Выбрать главу

— Добрый день, фрекен Сёренсен.

Монета протирает подоконник в гостиной. Она поворачивает голову, и я вижу ее густо накрашенные красной помадой старческие губы и нарумяненные щеки. Ее вид вызывает во мне дрожь отвращения. Лицемерная улыбка во весь рот. Как же, я все равно не поверю в ее притворное дружелюбие. Ее взгляд падает на мои босые ноги, и улыбка из кислой превращается в саркастическую.

— Добрый день, Грутт. — Она поворачивается к окну. — Похоже, сентябрь будет солнечным.

Мне хочется ей сказать, что она может сколько угодно усмехаться, глядя на мои босые ноги, но я вижу у нее дыру на левом чулке, и эту дыру я заметил еще три недели назад, а значит, она не меняла чулки уже несколько недель или месяцев. И эта старая неряха стоит тут, повернувшись ко мне спиной, и саркастически улыбается.

— Сегодня похороны моей подруги Стеллы, — говорю я.

Молчит.

— Никогда не мог решить, какая погода лучше подходит для таких случаев, — продолжаю я. — Солнце всегда было связано для меня со смертью, а дождь — с жизнью, поэтому хорошо, что сегодня солнечно. Хорошо бы в день моих похорон тоже светило солнце.

По-прежнему глядя в окно, Монета говорит:

— Я, наверное, вам… то есть тебе… еще не говорила… Мне искренне жаль, что Стеллы больше нет. Я все думаю о ее девочках. Мы ведь часто встречались с Амандой, когда она приходила к тебе в гости…

Хотелось бы ее спросить, с каких это пор мы перешли на «ты». Но вместо этого я бормочу:

— Мы все когда-нибудь умрем, фрекен Сёренсен.

Еще хотелось бы ей сказать, что как-то глупо разводить светские разговоры, стоя босиком посреди гостиной. Как это на нее похоже! Проводить год за годом в этой унизительной бессмысленной болтовне.

— Ведьма! — шепчу я.

Она поворачивается и смотрит на меня:

— Ты что-то сказал, Грутт?

— Я сказал, что, пожалуй, пойду приму ванну, — бормочу я с идиотской улыбкой. Я смотрю на ее лицо. Она напоминает мою мать — такой же напряженный рот, хотя она на пятнадцать лет моложе меня, а моя мать не дожила лет двадцати до ее возраста.

— Мне нужно принять ванну, перед тем как я пойду на поминки.

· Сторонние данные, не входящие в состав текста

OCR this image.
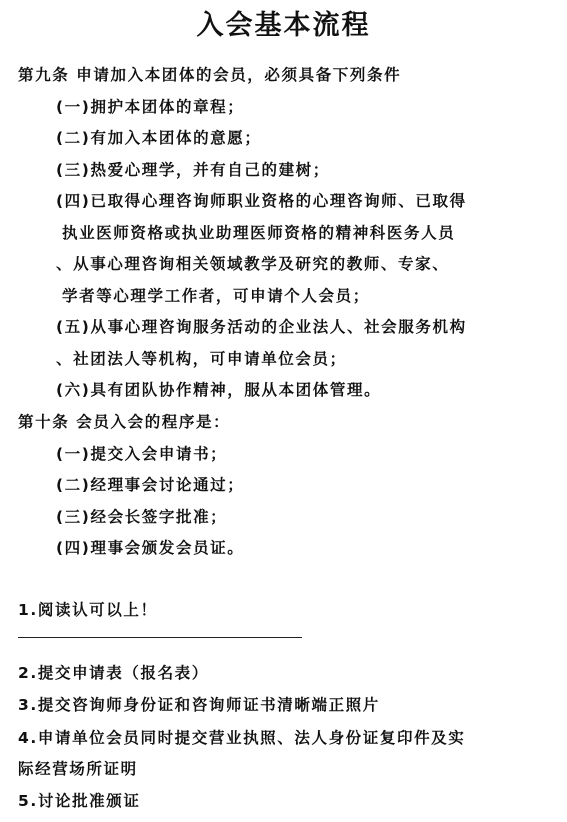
入会基本流程
第九条 申请加入本团体的会员，必须具备下列条件
(一)拥护本团体的章程；
(二)有加入本团体的意愿；
(三)热爱心理学，并有自己的建树；
(四)已取得心理咨询师职业资格的心理咨询师、已取得
执业医师资格或执业助理医师资格的精神科医务人员
、从事心理咨询相关领域教学及研究的教师、专家、
学者等心理学工作者，可申请个人会员；
(五)从事心理咨询服务活动的企业法人、社会服务机构
、社团法人等机构，可申请单位会员；
(六)具有团队协作精神，服从本团体管理。
第十条 会员入会的程序是：
(一)提交入会申请书；
(二)经理事会讨论通过；
(三)经会长签字批准；
(四)理事会颁发会员证。
1.阅读认可以上！
2.提交申请表（报名表）
3.提交咨询师身份证和咨询师证书清晰端正照片
4.申请单位会员同时提交营业执照、法人身份证复印件及实
际经营场所证明
5.讨论批准颁证
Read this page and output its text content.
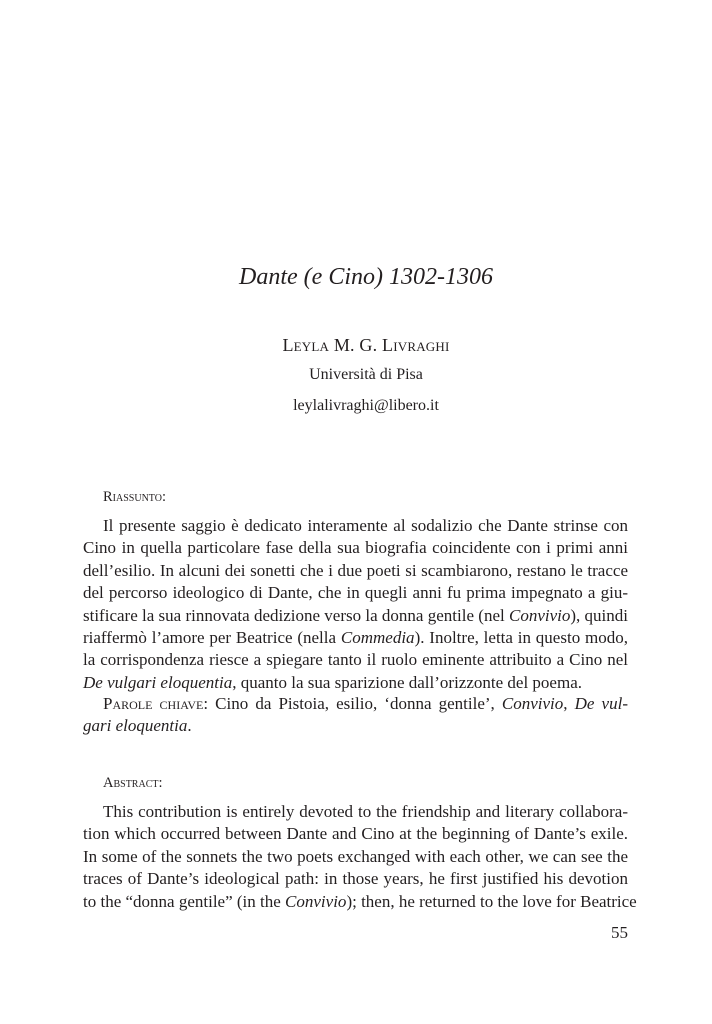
Dante (e Cino) 1302-1306
Leyla M. G. Livraghi
Università di Pisa
leylalivraghi@libero.it
Riassunto:
Il presente saggio è dedicato interamente al sodalizio che Dante strinse con
Cino in quella particolare fase della sua biografia coincidente con i primi anni
dell’esilio. In alcuni dei sonetti che i due poeti si scambiarono, restano le tracce
del percorso ideologico di Dante, che in quegli anni fu prima impegnato a giu-
stificare la sua rinnovata dedizione verso la donna gentile (nel Convivio), quindi
riaffermò l’amore per Beatrice (nella Commedia). Inoltre, letta in questo modo,
la corrispondenza riesce a spiegare tanto il ruolo eminente attribuito a Cino nel
De vulgari eloquentia, quanto la sua sparizione dall’orizzonte del poema.
Parole chiave: Cino da Pistoia, esilio, ‘donna gentile’, Convivio, De vul-
gari eloquentia.
Abstract:
This contribution is entirely devoted to the friendship and literary collabora-
tion which occurred between Dante and Cino at the beginning of Dante’s exile.
In some of the sonnets the two poets exchanged with each other, we can see the
traces of Dante’s ideological path: in those years, he first justified his devotion
to the “donna gentile” (in the Convivio); then, he returned to the love for Beatrice
55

Я украдкой тяну к себе носки, которые валяются на диване, и с минуту думаю, стоит ли мне их надеть прямо сейчас. Но тогда она все это время будет стоять у окна и пялиться на меня, а это невыносимо. Надевать носки — кропотливое и интимное занятие, оно плохо сочетается с присутствием посторонних. Поэтому я выбираю меньшее из зол и ухожу, пытаясь сохранять достоинство, насколько это вообще возможно в такой ситуации.

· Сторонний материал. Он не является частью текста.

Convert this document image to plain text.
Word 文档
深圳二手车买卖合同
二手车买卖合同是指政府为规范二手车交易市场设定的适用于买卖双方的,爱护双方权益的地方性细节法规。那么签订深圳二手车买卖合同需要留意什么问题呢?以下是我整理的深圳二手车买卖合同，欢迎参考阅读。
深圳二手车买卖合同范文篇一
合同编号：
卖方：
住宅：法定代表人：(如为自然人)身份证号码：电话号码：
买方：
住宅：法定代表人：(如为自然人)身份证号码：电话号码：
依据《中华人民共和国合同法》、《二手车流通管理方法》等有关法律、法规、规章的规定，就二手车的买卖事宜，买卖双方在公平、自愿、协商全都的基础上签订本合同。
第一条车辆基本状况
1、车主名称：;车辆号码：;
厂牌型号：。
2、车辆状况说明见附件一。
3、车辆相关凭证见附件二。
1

Незадолго до того, как я впервые увидел Стеллу, она познакомилась с Мартином, мужчиной, от которого зависела до самой смерти. Это ее слова, не мои. Она так и сказала: зависимость. «Что за чепуха, — ответил я, — не Мартин, так кто-нибудь другой». — «Нет», — твердо сказала она… Она от него зависит. Сам я завишу от своего старого тела, от болей в суставах, и это вызывает очень неприятное чувство бессилия перед природой. Естественно, такие мысли облегчения не приносят, а боли по-прежнему остаются невыносимыми и смешными одновременно: нервный тик в правом веке, постоянный зудящий отзвук в левом ухе («ля» в верхних октавах), ни с того ни с сего подпрыгивает сердце. Не то чтобы это меня тяготило, но это не дает мне забыть, как обстоят дела на самом деле. Кроме того, на правой ступне у меня мозоль, поэтому, надевая новые ботинки, я начинаю хромать. Следовательно, я завишу от пары ботинок. И завишу от дорожной службы Осло, которая зимой не посыпает улицы песком, завишу от погоды, потому что в январе холодно и скользко, а летом меня мучают тепловые удары и беспощадное солнце. Я завишу от глупости, которую газеты и телевидение ежедневно на меня выливают, и от почти оглохшего соседа — он еще старше меня, и у него ужасные музыкальные пристрастия. Завишу от моей несуществующей веры в волю Божию и ее исполнение. Завишу от страха упасть, но не умереть (смерти я не боюсь), а выжить и превратиться в живой овощ, зависящий от терпеливого профессионального ухода. Но зависеть от другого человека? Нет, я никогда ни от кого не зависел в ее понимании этого слова.